According to several authors, the difference is attributable not to a distance in time, but to the geographical distance and the possibly more conservative context of Bharhut, which would have preserved older forms of writing, while Mathura may have adopted new forms earlier. Although the writing style remains traditional, some of the shapes of the Bharhut torana inscription have some modern features, such as the shapes of the letters va, ha, pa, ra, and the long flourish of the i, which suggest a closer temporal proximity with the Mathura inscription.

For Sonya Rhie Quintanilla, this implies that Dhanabhuti belonged to the period circa 150 BCE, when he probably made both dedicatory inscriptions in Bharhut and Mathura.

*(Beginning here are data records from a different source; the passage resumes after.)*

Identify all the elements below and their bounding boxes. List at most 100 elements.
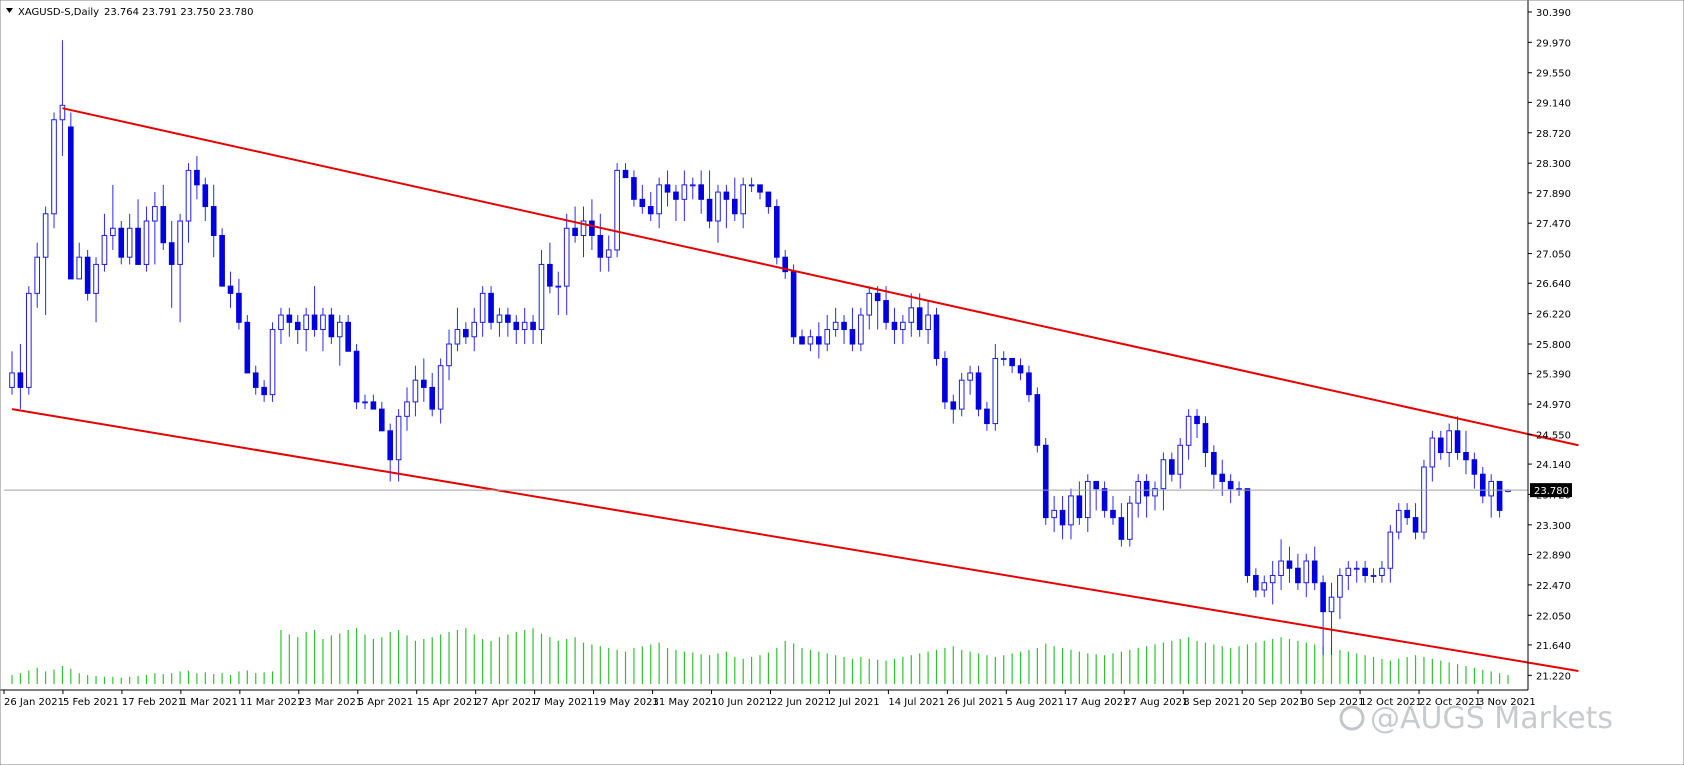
candle-bull xyxy=(900,321,906,331)
candle-bear xyxy=(294,321,301,331)
candle-bear xyxy=(17,372,24,388)
candle-bear xyxy=(841,321,847,331)
candle-bull xyxy=(1160,459,1167,490)
candle-bear xyxy=(673,191,679,200)
ohlc-label: 23.764 23.791 23.750 23.780 xyxy=(104,7,254,18)
candle-bull xyxy=(269,329,276,396)
candle-bear xyxy=(647,206,654,215)
candle-bull xyxy=(1177,444,1184,475)
watermark-text: @AUGS Markets xyxy=(1370,701,1613,736)
price-tick-label: 24.140 xyxy=(1536,460,1571,471)
date-tick-label: 17 Aug 2021 xyxy=(1065,697,1129,708)
candle-bear xyxy=(194,169,200,186)
candle-bull xyxy=(614,169,620,251)
candle-bull xyxy=(177,220,183,265)
candle-bear xyxy=(1026,372,1032,396)
date-tick-label: 15 Apr 2021 xyxy=(417,697,479,708)
candle-bull xyxy=(866,292,873,316)
channel-line-upper xyxy=(62,107,1579,447)
candle-bull xyxy=(1269,574,1276,584)
candle-bear xyxy=(244,321,251,374)
current-price-label: 23.780 xyxy=(1534,486,1569,497)
candle-bear xyxy=(1253,574,1259,591)
candle-bull xyxy=(824,329,831,345)
candle-bear xyxy=(429,386,436,410)
candles-layer xyxy=(9,40,1511,656)
candle-bull xyxy=(471,321,478,338)
price-tick-label: 30.390 xyxy=(1536,8,1571,19)
candle-bear xyxy=(984,408,990,425)
candle-bear xyxy=(1227,480,1234,490)
candle-bull xyxy=(1000,357,1007,360)
date-tick-label: 20 Sep 2021 xyxy=(1242,697,1305,708)
candle-bull xyxy=(479,292,486,323)
candle-bear xyxy=(135,227,141,265)
candle-bear xyxy=(530,321,536,331)
candle-bull xyxy=(278,314,284,331)
candle-bull xyxy=(395,415,402,461)
date-tick-label: 17 Feb 2021 xyxy=(122,697,184,708)
candle-bull xyxy=(496,314,503,323)
candle-bear xyxy=(1437,437,1444,454)
candle-bear xyxy=(589,220,595,236)
candle-bear xyxy=(731,198,738,215)
candle-bull xyxy=(110,227,116,236)
candle-bear xyxy=(353,350,360,403)
candle-bear xyxy=(252,372,259,388)
candle-bear xyxy=(874,292,881,302)
candle-bear xyxy=(1042,444,1049,519)
candle-bull xyxy=(303,314,309,331)
candle-bull xyxy=(1421,466,1427,533)
price-tick-label: 28.720 xyxy=(1536,129,1571,140)
candle-bear xyxy=(933,314,940,359)
candle-bear xyxy=(236,292,242,323)
candle-bear xyxy=(1479,473,1486,497)
price-tick-label: 29.140 xyxy=(1536,98,1571,109)
candle-bear xyxy=(1463,452,1469,461)
candle-bull xyxy=(143,220,150,265)
candle-bull xyxy=(1152,488,1158,497)
candle-bear xyxy=(1194,415,1200,425)
date-tick-label: 1 Mar 2021 xyxy=(181,697,238,708)
candle-bear xyxy=(286,314,293,323)
price-tick-label: 24.550 xyxy=(1536,430,1571,441)
candle-bear xyxy=(210,206,217,236)
candle-bear xyxy=(1101,488,1108,511)
candle-bear xyxy=(849,329,856,345)
candle-bull xyxy=(1370,574,1377,577)
candle-bear xyxy=(916,307,923,331)
candle-bear xyxy=(261,386,267,396)
date-tick-label: 5 Apr 2021 xyxy=(358,697,413,708)
candle-bear xyxy=(202,184,209,208)
date-tick-label: 31 May 2021 xyxy=(653,697,718,708)
candle-bull xyxy=(740,184,747,215)
candle-bull xyxy=(958,379,965,410)
candle-bear xyxy=(1118,517,1125,540)
candle-bear xyxy=(950,401,957,410)
candle-bear xyxy=(370,401,377,410)
candle-bull xyxy=(538,263,545,331)
candle-bull xyxy=(1126,502,1133,540)
dropdown-arrow-icon[interactable] xyxy=(6,8,13,13)
price-tick-label: 24.970 xyxy=(1536,400,1571,411)
date-tick-label: 27 Apr 2021 xyxy=(476,697,538,708)
candle-bull xyxy=(656,184,662,215)
candle-bear xyxy=(219,234,225,287)
candle-bull xyxy=(521,321,528,331)
candle-bull xyxy=(992,357,999,425)
candle-bear xyxy=(782,256,789,273)
date-tick-label: 14 Jul 2021 xyxy=(888,697,945,708)
candle-bear xyxy=(311,314,318,331)
candle-bull xyxy=(1488,480,1495,497)
candle-bear xyxy=(1496,480,1503,511)
candle-bear xyxy=(1017,365,1024,374)
candle-bear xyxy=(698,184,704,200)
price-tick-label: 21.640 xyxy=(1536,641,1571,652)
date-tick-label: 19 May 2021 xyxy=(594,697,659,708)
candle-bull xyxy=(1051,509,1057,519)
candle-bull xyxy=(1236,488,1242,491)
candle-bear xyxy=(597,234,604,258)
price-tick-label: 29.970 xyxy=(1536,38,1571,49)
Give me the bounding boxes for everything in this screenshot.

She considers that the Brahmi script in Mathura was thus virtually identical between circa 150 BCE, her dating for the Mathura Dhanabhuti inscription, and circa 15 CE, the widely acknowledged dating for the Sodasa inscriptions. On the contrary, historian Ajit Kumar, by equalling the timing of both inscriptions of Dhanabhuti with the inscriptions of Sodasa, claims that Dhanabuthi lived in the 1st century CE, and that the monuments of Bharhut or Sanchi are also from this rather late period, long after the Sungas had declined.